Generating Solar Fuels

Developing cost-effective, sustainable sources of electricity is one of the major challenges facing society. While immense progress has been made in solar and wind power generation, there remain many challenges to wide-scale deployment of these technologies. In particular, both solar and wind power are extremely intermittent, leading to the use for inefficient quick-response fossil fuel power plants to provide electricity when solar and wind installations cannot generate enough power. One option for replacing these supplemental fossil fuel plants would be to harvest excess energy from solar and wind farms when it is available, store it, and then release it to the power grid when the solar and wind farms are not producing energy. There are many potential ways to store energy generated by solar and wind farms, but our group focuses on the method used by nature to store energy, photosynthesis.

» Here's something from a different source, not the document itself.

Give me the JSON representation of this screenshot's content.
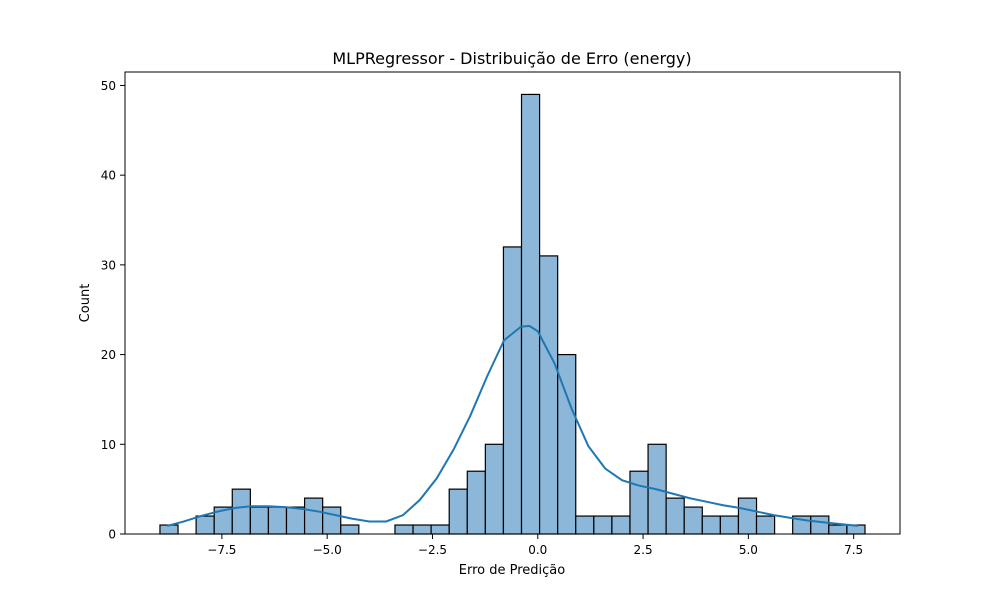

Artificial Photosynthetic Cell
In natural photosynthesis, plants convert sunlight into chemical energy by removing electrons from water to form oxygen gas and a proton gradient. These electrons are then transferred through the plant to react with carbon dioxide and form carbohydrates. In artificial photosynthesis, sunlight is converted into chemical energy by removing electrons from water to form protons and oxygen gas. Unlike in natural photosynthesis, these electrons are not used to make carbohydrates, but rather an efficient burning fuel, such as hydrogen gas. Efficient and effective separation of the electrons from the oxygen gas and produced is critical to converting sunlight into fuel. If these electrons are not separated from the oxygen gas, they will readily recombine to re-form water and release heat. In typical artificial photosynthetic systems, the removal of the electrons from water (water oxidation) is performed in a separate chamber from the production of fuel (proton reduction), with the two reaction chambers linked by a proton exchange membrane (PEM) or frit. While this design has the advantage of allowing the fuel produced to be collected without separation, the systems are expensive and heavy which limits their use to fixed locations. Our group is investigating methods of achieving this separation of electrons without requiring the use of two reaction chambers, thus enabling portable and low-cost solar energy storage.